数学においても同様です。Deutschが説明するように、数学は必然的真理を解明しようとする分野です。素粒子物理学の研究対象が基本粒子であるように、数学の研究対象は必然的真理なのです。
しかし、素粒子物理学の研究対象が基本粒子だからといって、実際に基本粒子を発見できているとは限りません。最大の加速器で観測できる最小の粒子を見つけているに過ぎないのです。
粒子加速器がさらに大きければ、それらの粒子の中にさらなる粒子を発見できるかもしれません。
これが素粒子物理学の歴史でした。かつては原子が最も基本的な粒子だと考えられていました。しかし、原子の中に原子核と電子があることが分かりました。原子核の中には陽子と中性子があり、さらに陽子と中性子はクォークで構成されていることが判明しました。これが現在の到達点です。現時点では、クォークと電子が基本粒子とされています。
しかし、だからといって素粒子物理学がここで終わるわけではありません。これらの極小粒子の内部に何があるのかについて、さらなる理論が必要とされています。

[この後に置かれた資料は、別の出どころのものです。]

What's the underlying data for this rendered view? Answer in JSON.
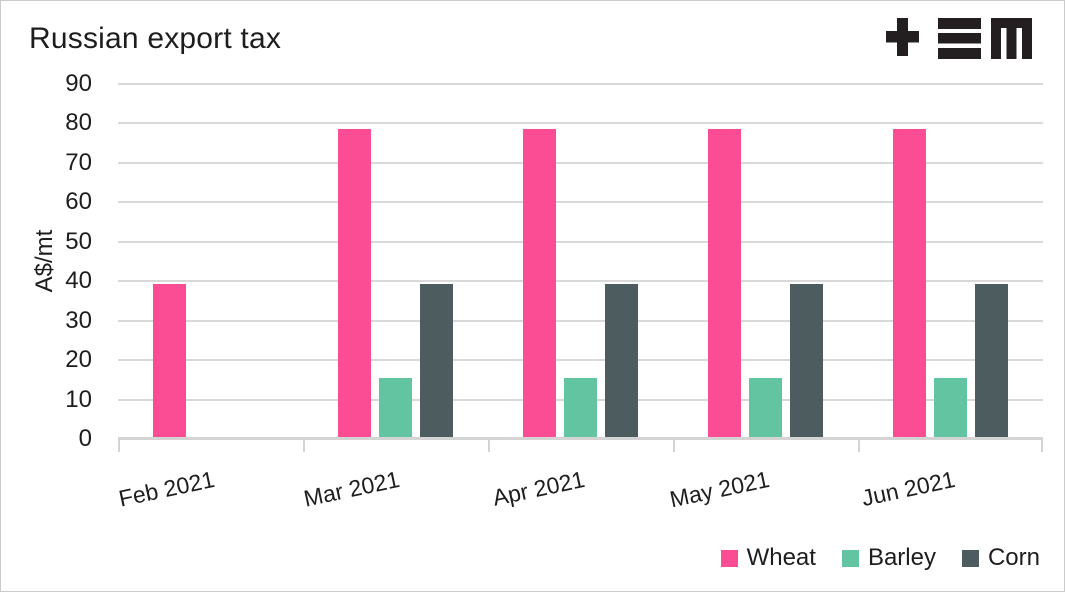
{
  "figure": {
    "title": "Russian export tax",
    "logo_icon": "tem-logo"
  },
  "colors": {
    "text": "#1d1d1d",
    "gridline": "#d9d9d9",
    "axis": "#d4d4d4",
    "background": "#ffffff",
    "frame_border": "#cbcbcb",
    "logo": "#231f20",
    "wheat": "#fb4d94",
    "barley": "#62c4a1",
    "corn": "#4c5c5f"
  },
  "chart_data": {
    "type": "bar",
    "title": "Russian export tax",
    "xlabel": "",
    "ylabel": "A$/mt",
    "categories": [
      "Feb 2021",
      "Mar 2021",
      "Apr 2021",
      "May 2021",
      "Jun 2021"
    ],
    "series": [
      {
        "name": "Wheat",
        "color": "#fb4d94",
        "values": [
          39,
          78.5,
          78.5,
          78.5,
          78.5
        ]
      },
      {
        "name": "Barley",
        "color": "#62c4a1",
        "values": [
          0,
          15,
          15,
          15,
          15
        ]
      },
      {
        "name": "Corn",
        "color": "#4c5c5f",
        "values": [
          0,
          39,
          39,
          39,
          39
        ]
      }
    ],
    "ylim": [
      0,
      90
    ],
    "ytick_step": 10,
    "grid": "horizontal",
    "legend_position": "bottom-right",
    "x_tick_rotation_deg": -12
  }
}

数学と比較すると、必然的真理が数学の研究対象である以上、数学者は必然的真理に関する知識の創造に携わっています。数学者の脳は物理的な対象であり、すべての物理的対象は熱力学第二法則による劣化や、人間が犯しがちな通常の思考の誤りの影響を受けます。そのため、数学者も他の誰とも同じように誤りを犯す可能性があります。したがって、彼らが証明したことにも誤りが含まれる可能性があるのです。
Naval: この点について理解すると、数学は創造的な行為であるため、誤りの可能性があるということですね。決して完成することはなく、公理のどこかに誤りが潜んでいる可能性があります。